SO, do you want to know the MOST exciting part about being back at safaris?
That’s right, Kilimanjaro Safaris is now a veritable nursery. You might as well start calling it “Baby Animal Safari”. There are baby animals EVERYWHERE.
I’ll start with the most recent additions to the family: three male warthogs. When I started at safaris, fellow drivers mentioned that they had been trying to get some baby warthogs, and that’s why there were always a male and female out, and it looks like it finally worked. Just two weeks ago, Alvin, Simon, and Theodore were brought on show for limited periods of time. My very last day, I finally got to see them, and I freaked.
They are so cute. Definitely not only a face a mother could love. At least when they’re tiny and furry.
And the most exciting part of my temporary return was getting to see Luna! She’s the newest baby elephant born to the herd, and she was born/released on show RIGHT after I left. SHE’S SO ADORABLE.
For those who don’t know, Animal Kingdom is home to the largest working captive herd of elephants in the world. With currently 5 males and 8 females, and 5 calves born in captivity, they are teaching us more and more about how these animals live and think.
Luna was born at 288 pounds, fairly average for elephants. Most babies are born around 300 pounds, and the mothers go through a 22 month pregnancy. But: completely worth it. (At this point in my safaris, it turns into unintelligible baby talk as I coo over baby elephants.) Being able to see Luna and the rest of the babies grow up around me is so incredibly rewarding. It’s almost like I have my own kids. I now take pictures of them while I’m riding a safari just so I can look back on how tiny they used to be.

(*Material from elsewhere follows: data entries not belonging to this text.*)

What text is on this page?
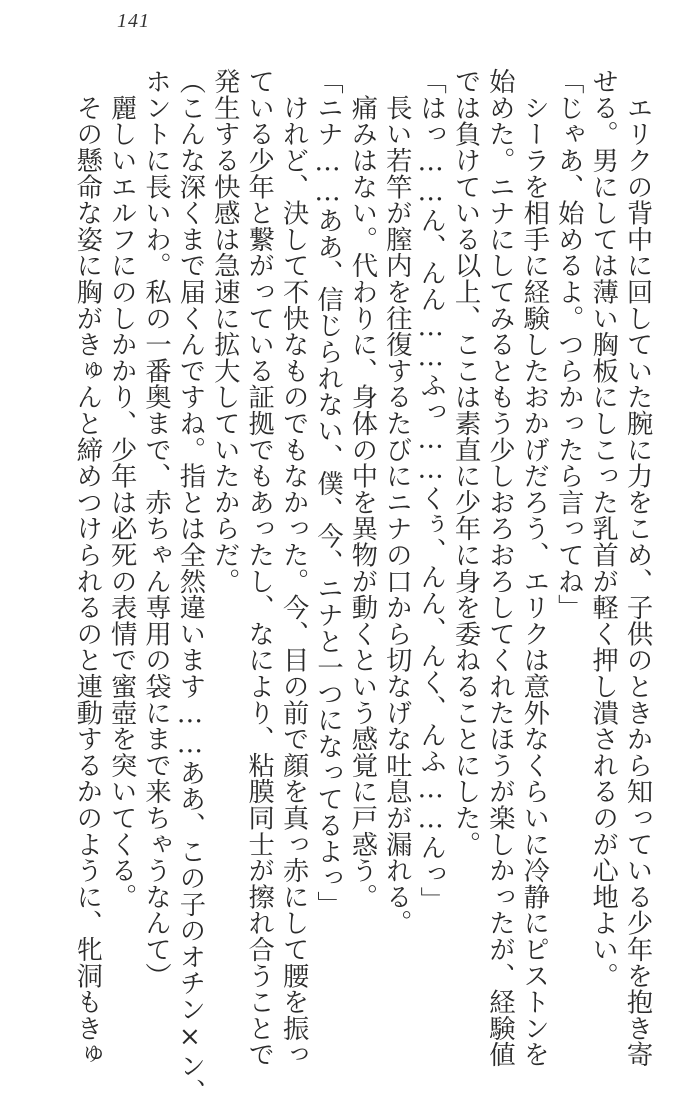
141
　エリクの背中に回していた腕に力をこめ、子供のときから知っている少年を抱き寄
せる。男にしては薄い胸板にしこった乳首が軽く押し潰されるのが心地よい。
「じゃあ、始めるよ。つらかったら言ってね」
　シーラを相手に経験したおかげだろう、エリクは意外なくらいに冷静にピストンを
始めた。ニナにしてみるともう少しおろおろしてくれたほうが楽しかったが、経験値
では負けている以上、ここは素直に少年に身を委ねることにした。
「はっ……ん、んん……ふっ……くぅ、んん、んく、んふ……んっ」
　長い若竿が膣内を往復するたびにニナの口から切なげな吐息が漏れる。
　痛みはない。代わりに、身体の中を異物が動くという感覚に戸惑う。
「ニナ……ああ、信じられない、僕、今、ニナと一つになってるよっ」
　けれど、決して不快なものでもなかった。今、目の前で顔を真っ赤にして腰を振っ
ている少年と繋がっている証拠でもあったし、なにより、粘膜同士が擦れ合うことで
発生する快感は急速に拡大していたからだ。
（こんな深くまで届くんですね。指とは全然違います……ああ、この子のオチン×ン、
ホントに長いわ。私の一番奥まで、赤ちゃん専用の袋にまで来ちゃうなんて）
　麗しいエルフにのしかかり、少年は必死の表情で蜜壺を突いてくる。
　その懸命な姿に胸がきゅんと締めつけられるのと連動するかのように、牝洞もきゅ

I’ll finish up with a photo I took of Luna when I was down there. She’s about 2 months old in this picture, and though it’s not the best of her, it’s the most representative of her personality. She is ALWAYS playing around, just like a little kid, just getting the hang of how to use that funny thing on her face to grab stuff. One safari, I drove by and got to watch her carry a stick in her mouth, then take it out, wave it around, and continue marching around. She is totally adorable. (That’s her, using her trunk as a snorkel in the water.)